There are many instances where a supposedly collaborative project becomes a one-man team. This incident may occur within a group of strangers or a group of friends. The causes of this may include teammates being too lazy, teammates having another activity to do or teammates who are unable to be contacted.
However, group projects are necessary and beneficial for students, although it may seem irresponsible students prove otherwise.
Collaborative projects teach students the value of teamwork, as well as splitting the work between students, therefore lessening the burden into equal amounts of effort for each member. Furthermore, cooperation lets classmates give each other feedback on their work. While working, students can also discuss information to understand in depth. But these benefits can only be possible if there is constant contact between teammates.
Instructors assume that each member understands their position and their tasks. In this case, it is, in fact, each member’s responsibility to reach out to each person and assign each other’s tasks to prevent confusion from forming, whether it be a mobile device or social media.
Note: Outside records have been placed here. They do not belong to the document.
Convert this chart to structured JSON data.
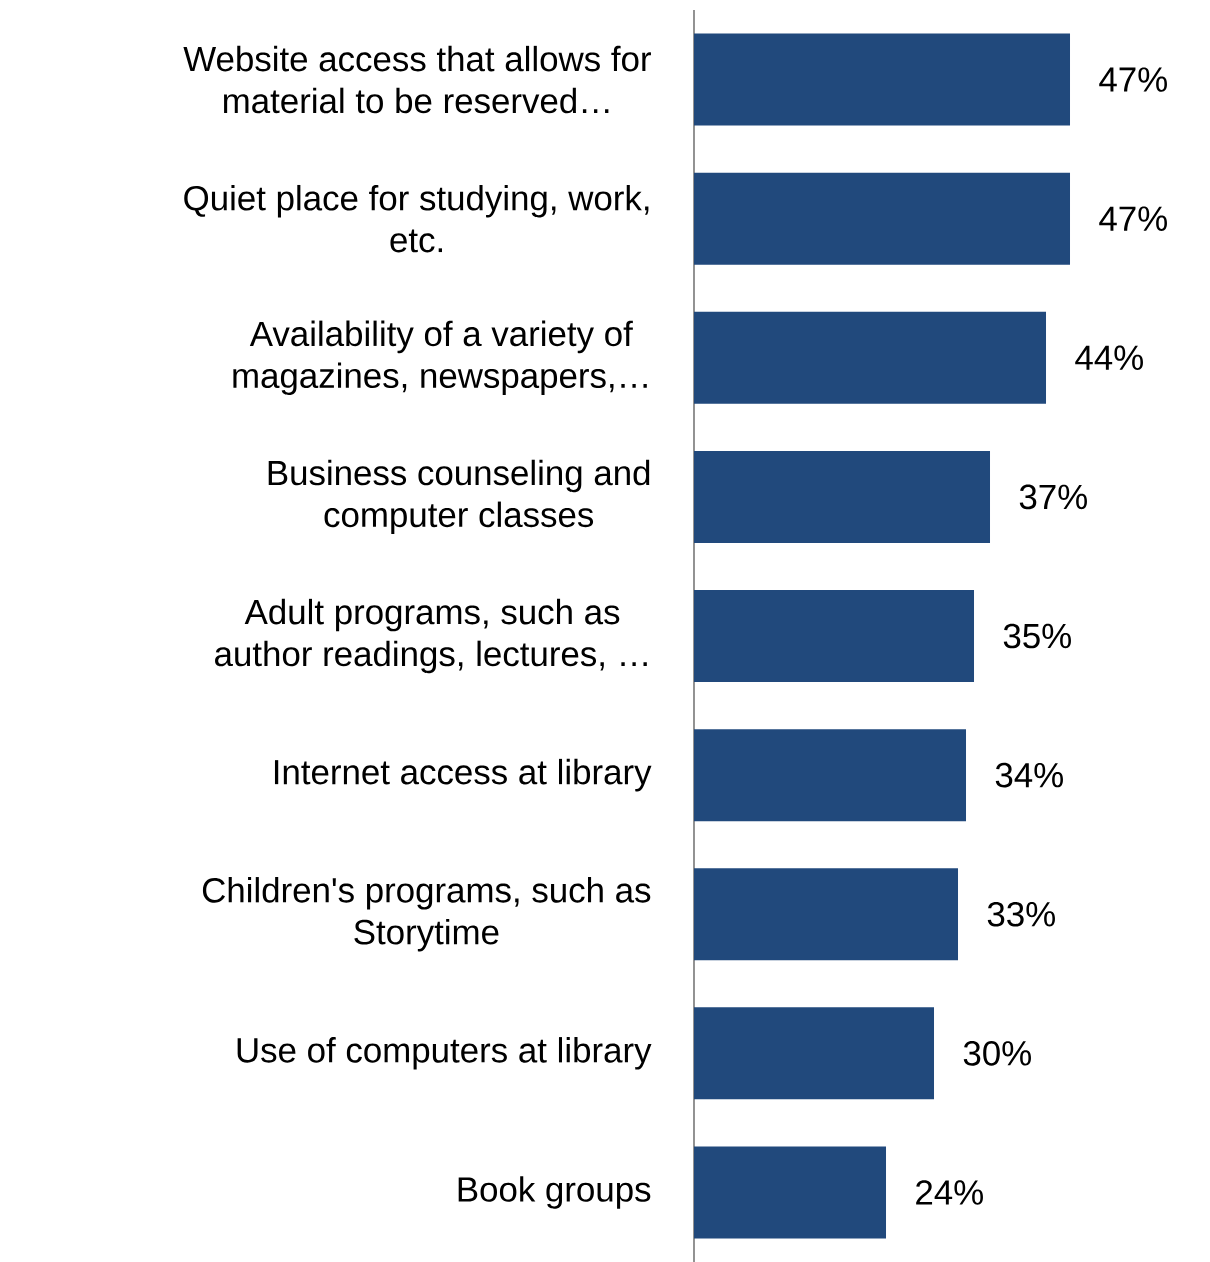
{
  "chart_data": {
    "type": "bar",
    "orientation": "horizontal",
    "categories": [
      "Website access that allows for material to be reserved…",
      "Quiet place for studying, work, etc.",
      "Availability of a variety of magazines, newspapers,…",
      "Business counseling and computer classes",
      "Adult programs, such as author readings, lectures, …",
      "Internet access at library",
      "Children's programs, such as Storytime",
      "Use of computers at library",
      "Book groups"
    ],
    "values": [
      47,
      47,
      44,
      37,
      35,
      34,
      33,
      30,
      24
    ],
    "value_labels": [
      "47%",
      "47%",
      "44%",
      "37%",
      "35%",
      "34%",
      "33%",
      "30%",
      "24%"
    ],
    "color": "#21497c"
  }
}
Many students wish the riddance of collaborative projects, but group projects are necessary for students. The reason being is the fact that the world revolves around teamwork. Teamwork is necessary for business work, deals, friends, and coworkers. Along with building skills needed for teamwork, group projects also help develop responsibility, consideration in other’s ideas, and having one’s say in things.
When asked how eighth-grader Cindy Vu feels about group projects, she states, “I like group projects because you get to work with others.” She then adds, “but I don’t like it when you have to do all of the work.”
But even with all these pros, the cons remain. Everyone has an all-too-familiar traumatic memory of having an irresponsible teammate who freeloads off of the work of others. Although most times this teammate will stay constant and unchanging, it is best to stay positive and not be afraid to take the leader’s role.